Loading packages and data

## Warning: package 'ellmer' was built under R version 4.5.2
## Warning: package 'dplyr' was built under R version 4.5.2
## Warning: package 'purrr' was built under R version 4.5.2

First, we identify the audio files to analyze:

# Get all audio files from the data folder
audio_files <- list.files("data/audio/",
                          pattern = "\\.(wav|mp3)$",
                          full.names = TRUE)

cat("Found", length(audio_files), "audio files:\n")
## Found 6 audio files:
for (f in audio_files) {
  size_mb <- file.size(f) / 1024^2
  duration_sec <- NA  # Would require audio package to calculate
  cat(sprintf("  %s (%.2f MB)\n", basename(f), size_mb))
}
##   F1523643-7930-4FCA-B0E1-1CB5AEBE6BF2.mp3 (0.50 MB)
##   harvard.wav (3.10 MB)
##   OSR_cn_000_0072_8k.wav (0.30 MB)
##   OSR_cn_000_0075_8k.wav (0.38 MB)
##   OSR_fr_000_0041_8k.wav (1.22 MB)
##   OSR_in_000_0064_8k.wav (0.57 MB)

These audio files contain speech samples in multiple languages from the Open Speech Repository and other sources.

Step 1: Transcribing audio with Whisper

OpenAI’s Whisper model provides high-quality, multilingual transcription. We use the openai package to transcribe each audio file:

library(openai)

# Transcribe all audio files
transcriptions <- map_chr(audio_files, function(file_path) {
  cat("Transcribing:", basename(file_path), "\n")

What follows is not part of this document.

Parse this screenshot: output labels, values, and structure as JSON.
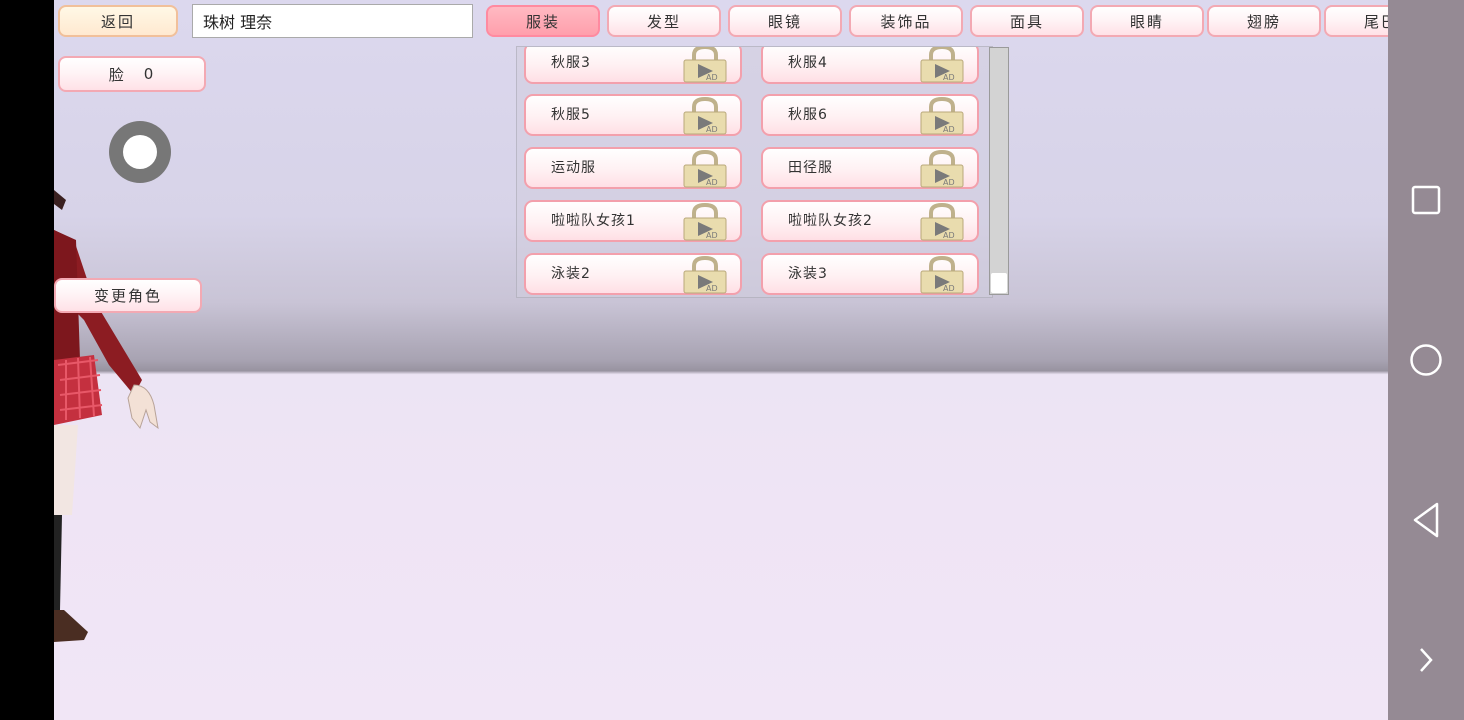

  transcription <- create_transcription(
    file = file_path,
    model = "whisper-1"
  )

  transcription$text
})

# Name the transcriptions by filename
names(transcriptions) <- basename(audio_files)

# Save transcriptions
saveRDS(transcriptions, "data/transcriptions_whisper.rds")

Viewing the transcriptions

Let’s examine the transcribed content:

# Display each transcription (truncated for readability)
for (i in seq_along(transcriptions)) {
  cat("=== File:", names(transcriptions)[i], "===\n")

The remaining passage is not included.